Questa riforma mira a valorizzare il ruolo economico e sociale delle professioni. Si vuole difendere l’indipendenza e il titolo riservato agli iscritti, portando a introdurre specializzazioni solo su richiesta esplicita. Il provvedimento intende inoltre riorganizzare i controlli sugli Ordini, applicare le norme del pubblico impiego ai loro dipendenti e snellire le nomine dei Consigli di disciplina. Prevede, dunque, l’obbligo di una polizza assicurativa per i professionisti, incoraggiando convenzioni collettive, e garantisce un equo compenso calibrato su qualità e caratteristiche delle prestazioni professionali.

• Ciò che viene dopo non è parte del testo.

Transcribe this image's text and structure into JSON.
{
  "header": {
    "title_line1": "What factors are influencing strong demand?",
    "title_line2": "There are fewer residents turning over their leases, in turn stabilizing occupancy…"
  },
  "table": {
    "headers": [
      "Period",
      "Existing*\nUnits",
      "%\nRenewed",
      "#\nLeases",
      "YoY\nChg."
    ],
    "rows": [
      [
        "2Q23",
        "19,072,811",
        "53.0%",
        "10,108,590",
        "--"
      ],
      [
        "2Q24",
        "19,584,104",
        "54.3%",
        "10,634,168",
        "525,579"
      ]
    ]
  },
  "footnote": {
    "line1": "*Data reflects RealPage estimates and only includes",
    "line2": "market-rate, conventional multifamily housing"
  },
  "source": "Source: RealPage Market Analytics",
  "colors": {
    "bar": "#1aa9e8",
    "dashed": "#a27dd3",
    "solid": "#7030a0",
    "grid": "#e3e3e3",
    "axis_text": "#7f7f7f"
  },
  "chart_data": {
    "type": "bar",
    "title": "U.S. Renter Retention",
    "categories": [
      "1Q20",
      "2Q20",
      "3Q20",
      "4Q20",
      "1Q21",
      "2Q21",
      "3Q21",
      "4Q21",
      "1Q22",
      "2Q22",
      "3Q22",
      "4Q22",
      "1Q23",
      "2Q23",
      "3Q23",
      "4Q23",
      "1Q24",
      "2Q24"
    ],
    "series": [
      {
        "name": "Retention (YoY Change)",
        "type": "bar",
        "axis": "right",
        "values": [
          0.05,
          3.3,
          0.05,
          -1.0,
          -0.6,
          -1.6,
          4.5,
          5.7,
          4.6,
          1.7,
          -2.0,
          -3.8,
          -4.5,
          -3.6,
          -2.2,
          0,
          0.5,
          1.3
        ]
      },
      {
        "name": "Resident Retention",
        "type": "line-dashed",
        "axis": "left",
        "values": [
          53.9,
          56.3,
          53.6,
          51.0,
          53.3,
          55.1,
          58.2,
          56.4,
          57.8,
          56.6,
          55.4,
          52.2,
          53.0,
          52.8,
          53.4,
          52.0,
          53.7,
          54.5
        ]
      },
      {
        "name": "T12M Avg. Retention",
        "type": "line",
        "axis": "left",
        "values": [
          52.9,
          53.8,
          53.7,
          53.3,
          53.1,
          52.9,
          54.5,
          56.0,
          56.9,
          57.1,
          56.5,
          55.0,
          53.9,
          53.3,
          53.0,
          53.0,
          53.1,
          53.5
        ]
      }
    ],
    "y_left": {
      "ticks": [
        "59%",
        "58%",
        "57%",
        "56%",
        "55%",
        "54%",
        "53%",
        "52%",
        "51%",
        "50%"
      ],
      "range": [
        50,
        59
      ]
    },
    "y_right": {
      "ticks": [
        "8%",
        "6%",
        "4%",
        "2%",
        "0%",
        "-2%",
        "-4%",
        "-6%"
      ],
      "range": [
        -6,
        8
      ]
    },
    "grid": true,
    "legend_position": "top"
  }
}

Contemporaneamente, il Governo è delegato ad adottare, entro il 31 dicembre 2026, decreti legislativi specifici per le professioni sanitarie. Sì intende in special modo contrastare la carenza di personale e la disomogeneità nella distribuzione dei professionisti, anche tramite il ricorso a forme di lavoro flessibile per gli specializzandi. Prevede incentivi per lo sviluppo di carriera e misure per il personale che opera in condizioni di lavoro difficili o in aree disagiate, cercando di favorirne il mantenimento in servizio. Altri obiettivi includono la razionalizzazione delle attività amministrative per ottimizzare i tempi di lavoro e la garanzia della sicurezza dei professionisti. La legge promuove anche meccanismi premiali legati alla valutazione della performance, inclusi indicatori per la riduzione delle liste d’attesa, e soluzioni per una metodologia comune di pianificazione del numero di specializzandi.

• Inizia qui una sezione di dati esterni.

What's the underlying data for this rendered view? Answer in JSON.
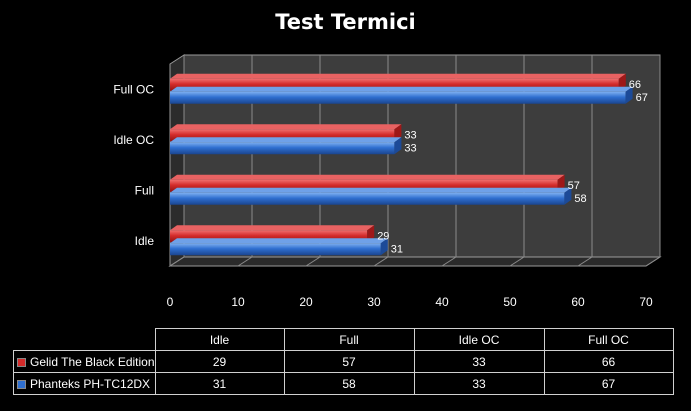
{
  "chart_data": {
    "type": "bar",
    "orientation": "horizontal",
    "title": "Test Termici",
    "categories": [
      "Idle",
      "Full",
      "Idle OC",
      "Full OC"
    ],
    "series": [
      {
        "name": "Gelid The Black Edition",
        "values": [
          29,
          57,
          33,
          66
        ],
        "color": "#d42b2b"
      },
      {
        "name": "Phanteks PH-TC12DX",
        "values": [
          31,
          58,
          33,
          67
        ],
        "color": "#2f6fd0"
      }
    ],
    "xlim": [
      0,
      70
    ],
    "xticks": [
      0,
      10,
      20,
      30,
      40,
      50,
      60,
      70
    ],
    "grid": true,
    "legend": "data-table-below"
  }
}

Lo sviluppo delle competenze professionali rappresenta un altro pilastro di questa delega. In quest’ottica il Governo si propone di aggiornare le competenze in relazione all’evoluzione dei bisogni di salute e delle nuove tecnologie. Introdurrà un Sistema nazionale di certificazione delle competenze specifico per il settore sanitario, valorizzando l’esperienza acquisita dai professionisti. Cruciale è la definizione di una strategia per la governance dell’Intelligenza Artificiale nel settore sanitario, che ne garantisca l’utilizzo nel rispetto del regolamento (UE) 2024/1689. Saranno inoltre aggiornati i criteri per la formazione manageriale e gli obiettivi della formazione continua in medicina.

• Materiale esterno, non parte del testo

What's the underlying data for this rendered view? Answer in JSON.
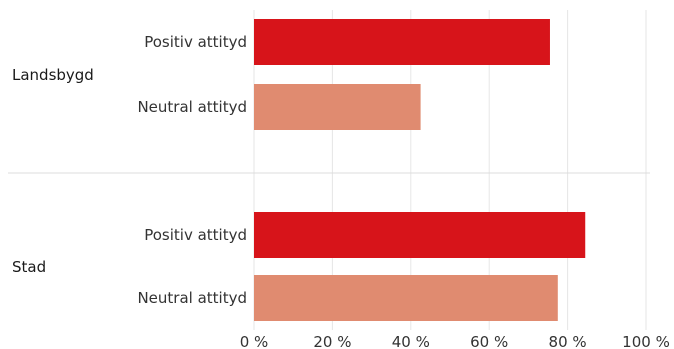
{
  "chart_data": {
    "type": "bar",
    "orientation": "horizontal",
    "xlim": [
      0,
      100
    ],
    "x_ticks": [
      "0 %",
      "20 %",
      "40 %",
      "60 %",
      "80 %",
      "100 %"
    ],
    "x_tick_values": [
      0,
      20,
      40,
      60,
      80,
      100
    ],
    "grid": "vertical",
    "groups": [
      {
        "name": "Landsbygd",
        "bars": [
          {
            "label": "Positiv attityd",
            "value": 75.5,
            "color": "#d7141a"
          },
          {
            "label": "Neutral attityd",
            "value": 42.5,
            "color": "#e08b70"
          }
        ]
      },
      {
        "name": "Stad",
        "bars": [
          {
            "label": "Positiv attityd",
            "value": 84.5,
            "color": "#d7141a"
          },
          {
            "label": "Neutral attityd",
            "value": 77.5,
            "color": "#e08b70"
          }
        ]
      }
    ]
  }
}
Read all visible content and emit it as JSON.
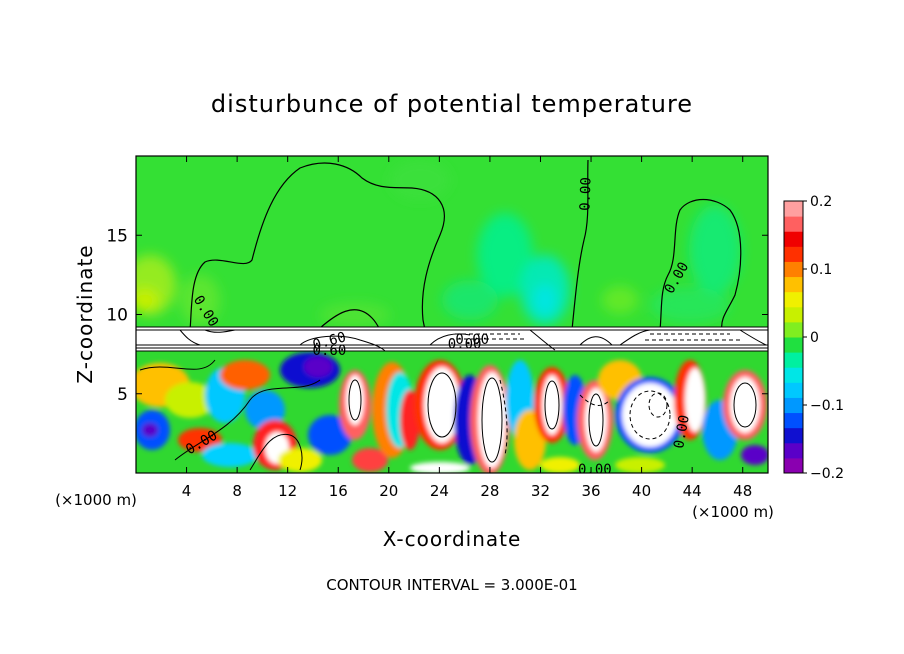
{
  "chart_data": {
    "type": "heatmap",
    "title": "disturbunce of potential temperature",
    "xlabel": "X-coordinate",
    "ylabel": "Z-coordinate",
    "x_unit": "(×1000 m)",
    "x_unit_right": "(×1000 m)",
    "xlim": [
      0,
      50
    ],
    "ylim": [
      0,
      20
    ],
    "x_ticks": [
      4,
      8,
      12,
      16,
      20,
      24,
      28,
      32,
      36,
      40,
      44,
      48
    ],
    "y_ticks": [
      5,
      10,
      15
    ],
    "x_tick_labels": [
      "4",
      "8",
      "12",
      "16",
      "20",
      "24",
      "28",
      "32",
      "36",
      "40",
      "44",
      "48"
    ],
    "y_tick_labels": [
      "5",
      "10",
      "15"
    ],
    "colorbar": {
      "min": -0.2,
      "max": 0.2,
      "tick_labels": [
        "0.2",
        "0.1",
        "0",
        "−0.1",
        "−0.2"
      ],
      "tick_values": [
        0.2,
        0.1,
        0,
        -0.1,
        -0.2
      ],
      "colors": [
        "#8a00b0",
        "#5a00c8",
        "#1010d0",
        "#0050ff",
        "#0098ff",
        "#00c8ff",
        "#00e6e6",
        "#00f0a0",
        "#20e040",
        "#80ee20",
        "#c8f000",
        "#f0f000",
        "#ffc000",
        "#ff8000",
        "#ff3000",
        "#f00000",
        "#ff6060",
        "#ffa0a0"
      ]
    },
    "contour_labels": [
      {
        "text": "0.00",
        "x": 5.5,
        "y": 10.2,
        "rot": 58
      },
      {
        "text": "0.00",
        "x": 35.6,
        "y": 17.6,
        "rot": -88
      },
      {
        "text": "0.00",
        "x": 42.8,
        "y": 12.3,
        "rot": -60
      },
      {
        "text": "0.60",
        "x": 15.3,
        "y": 8.3,
        "rot": -15
      },
      {
        "text": "0.60",
        "x": 15.3,
        "y": 7.7,
        "rot": 0
      },
      {
        "text": "0.00",
        "x": 26.0,
        "y": 8.1,
        "rot": 0
      },
      {
        "text": "0.00",
        "x": 26.6,
        "y": 8.4,
        "rot": 0
      },
      {
        "text": "0.00",
        "x": 5.2,
        "y": 1.9,
        "rot": -30
      },
      {
        "text": "0.00",
        "x": 43.2,
        "y": 2.6,
        "rot": -80
      },
      {
        "text": "0.00",
        "x": 36.3,
        "y": 0.2,
        "rot": 0
      }
    ],
    "annotation": "CONTOUR INTERVAL = 3.000E-01"
  }
}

Il DDL modifica inoltre il codice penale, stabilendo che se il professionista sanitario si attiene alle linee guida o alle buone pratiche clinico-assistenziali adeguate al caso concreto, è punibile solo per colpa grave. Ne va dunque accertata l’eventuale scarsità di risorse umane e materiali. Queste iniziative legislative sottolineano la necessità di neutralità finanziaria, coi decreti legislativi che dovranno essere corredati da una relazione tecnica, in modo da attestare l’assenza di nuovi oneri e indicare i mezzi di copertura. L’attuazione delle deleghe non deve comunque gravare sulla finanza pubblica. Le amministrazioni provvederanno dunque con le risorse umane, finanziarie e strumentali già in dotazione.